Pregnancy Diary: 5 Weeks

You probably guessed this was coming…. Let’s talk about anxiety.   Seriously what is more terrifying than the first 12 weeks of pregnancy?  I know some women are able to bask in the glow of being newly pregnant (and I totally envy them) but for me, it is this analyze-every-single-ache-and-pain struggle.  Don’t get me wrong, I am SO excited and I feel incredibly blessed but it is a nerve-wracking time.   Like I mentioned in my last diary, before I got pregnant with Lily I had a first-trimester miscarriage that absolutely devastated Andy and me.  We had been actively, meticulously trying for 6 months and the pregnancy felt like it was gone in the blink of an eye.  The physical and mental pain of it all still stays with me to this day.  Despite everyone telling me “this isn’t your fault,” I couldn’t help but think about all the things I was told “not to do” in early pregnancy & wondered if I ever slipped up.

 

A big concern for me this pregnancy has been exercise.  If you follow me on Instagram, you’ve seen that I worked really hard to get in shape before this pregnancy (I actually literally got in shape to get pregnant again ha!).  I was running 6 miles once a week, uphill sprints twice a week, 45-minute intense Peloton spin sessions & 4 to 5 days of hard strength training.  I expected I was going to continue to run and train when my pregnancy began, especially since newer research says that its best to continue with what you were doing before if you’re having a healthy pregnancy.  But, for some reason, I just cannot shake the fear that running or really intense straining will cause me to miscarry.  I feel like if I end up losing the baby and I was continuing to exercise the way I was before, I would never be able to forgive myself.

 

Pre-Pregnancy Body

5 Weeks Pregnant

 

I’ve only ran twice since finding out I was pregnant, but it was in 2-minute slow intervals and even that made me feel uncomfortable.  I have been continuing my strength training and I took the intensity down of my cycling sessions.  I still plan to work out 5 days a week for as long as my body will let me, it just may be at a lower intensity than I had planned on.  I’ve seen countless times that the old “don’t raise your heart rate above 140bpm” is completely outdated and not scientifically based.  I followed that rule the first time I was pregnant, but now I don’t feel the need to pay attention to it.  By 140 I’m starting to get a little warm, but I can usually go over that quite comfortably.  I am typically gasping for air in my workouts and I think we can all agree that isn’t a good idea while pregnant, so I’ll need to modify.

 

My first OBGYN appointment is coming up this Thursday, I’m excited to talk to my doctor further about exercising.  I miss the adrenaline of a good run or bike session.  I’m hoping after seeing the little babes heartbeat (fingers crossed it will be Thursday), I will feel more comfortable and secure in the pregnancy.

 

If you want to follow along with any other fit mamas on Instagram, some of my favorites are @NancyAndersonFit and @AngiGreene @Katrinaascott @MelissawoodHealth @FitLovinMama

 

Other tidbits:  I’ve only had 1 little episode of nausea, it lasted for about 30 minutes and after I was totally fine!  I cramp almost every day, and of course, every time I cramp I’m terrified it will get worse, but it never does.   I’m literally checking to make sure I’m not bleeding every time I’m going to the bathroom.
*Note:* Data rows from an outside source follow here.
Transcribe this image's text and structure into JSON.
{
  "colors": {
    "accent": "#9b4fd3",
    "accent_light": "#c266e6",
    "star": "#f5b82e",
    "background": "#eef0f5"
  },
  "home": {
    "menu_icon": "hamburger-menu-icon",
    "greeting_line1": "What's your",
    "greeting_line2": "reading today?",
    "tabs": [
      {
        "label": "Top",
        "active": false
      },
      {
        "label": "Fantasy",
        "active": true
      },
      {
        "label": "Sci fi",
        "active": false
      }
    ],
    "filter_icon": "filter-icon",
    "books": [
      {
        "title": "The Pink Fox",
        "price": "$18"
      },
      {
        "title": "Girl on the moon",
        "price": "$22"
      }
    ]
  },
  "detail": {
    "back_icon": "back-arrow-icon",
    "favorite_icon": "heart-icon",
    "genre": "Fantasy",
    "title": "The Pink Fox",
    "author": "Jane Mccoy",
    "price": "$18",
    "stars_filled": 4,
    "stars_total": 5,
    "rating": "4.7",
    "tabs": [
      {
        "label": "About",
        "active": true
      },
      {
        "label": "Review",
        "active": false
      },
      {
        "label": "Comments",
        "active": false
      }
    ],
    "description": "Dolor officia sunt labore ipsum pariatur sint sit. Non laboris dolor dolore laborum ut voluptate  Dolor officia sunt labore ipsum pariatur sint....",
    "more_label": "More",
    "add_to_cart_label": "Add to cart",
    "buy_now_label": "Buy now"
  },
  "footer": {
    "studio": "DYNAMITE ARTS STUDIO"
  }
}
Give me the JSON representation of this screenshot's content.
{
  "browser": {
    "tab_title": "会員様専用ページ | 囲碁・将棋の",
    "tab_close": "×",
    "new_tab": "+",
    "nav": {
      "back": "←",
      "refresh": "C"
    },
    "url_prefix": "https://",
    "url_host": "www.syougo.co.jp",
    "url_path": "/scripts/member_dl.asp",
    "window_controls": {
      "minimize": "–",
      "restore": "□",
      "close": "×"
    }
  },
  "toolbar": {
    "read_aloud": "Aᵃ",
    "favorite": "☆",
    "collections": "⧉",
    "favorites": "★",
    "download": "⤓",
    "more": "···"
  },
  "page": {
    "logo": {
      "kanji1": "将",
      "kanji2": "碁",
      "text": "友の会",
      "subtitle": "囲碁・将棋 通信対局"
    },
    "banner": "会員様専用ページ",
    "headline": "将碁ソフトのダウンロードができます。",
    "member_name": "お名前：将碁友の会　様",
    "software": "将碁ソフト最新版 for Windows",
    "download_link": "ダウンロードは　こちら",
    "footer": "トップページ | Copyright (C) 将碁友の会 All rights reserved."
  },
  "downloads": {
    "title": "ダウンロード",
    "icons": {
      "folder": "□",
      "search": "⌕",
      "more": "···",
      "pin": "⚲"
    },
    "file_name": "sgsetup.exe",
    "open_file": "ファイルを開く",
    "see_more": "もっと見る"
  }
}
The cramps are usually fading within an hour.  I’m peeing a bit more often and definitely hungrier than usual, but I have been doing well keeping with my clean diet MOST of the time.   My boobs don’t hurt nearly as bad as they did the other two times I was pregnant (YET), there was only one day where I felt they were a little extra sore.   I can tell my milk supply is getting lower, Lily is getting a little frustrated while nursing, but no real tantrums, thankfully!   I’m having a lot of trouble sleeping at night, I’m not sure if its anxiety or having to pee or just normal pregnancy stuff but it is driving me a bit nuts.   Overall, though, I’m feeling much better than I did at this time with Lily.  I was sick with her for the first 3 months and had food aversions the ENTIRE pregnancy.  I’m hoping these mild pregnancy symptoms will continue!

Excited to get through this week and see our baby for the first time on Thursday.  Can’t wait to tell you all about it next week!

 

Did any of you change your workout routines while you were pregnant?   Did you stay working at your max effort?  If you did continue to exercise full throttle, how was your birth?  Please, share below!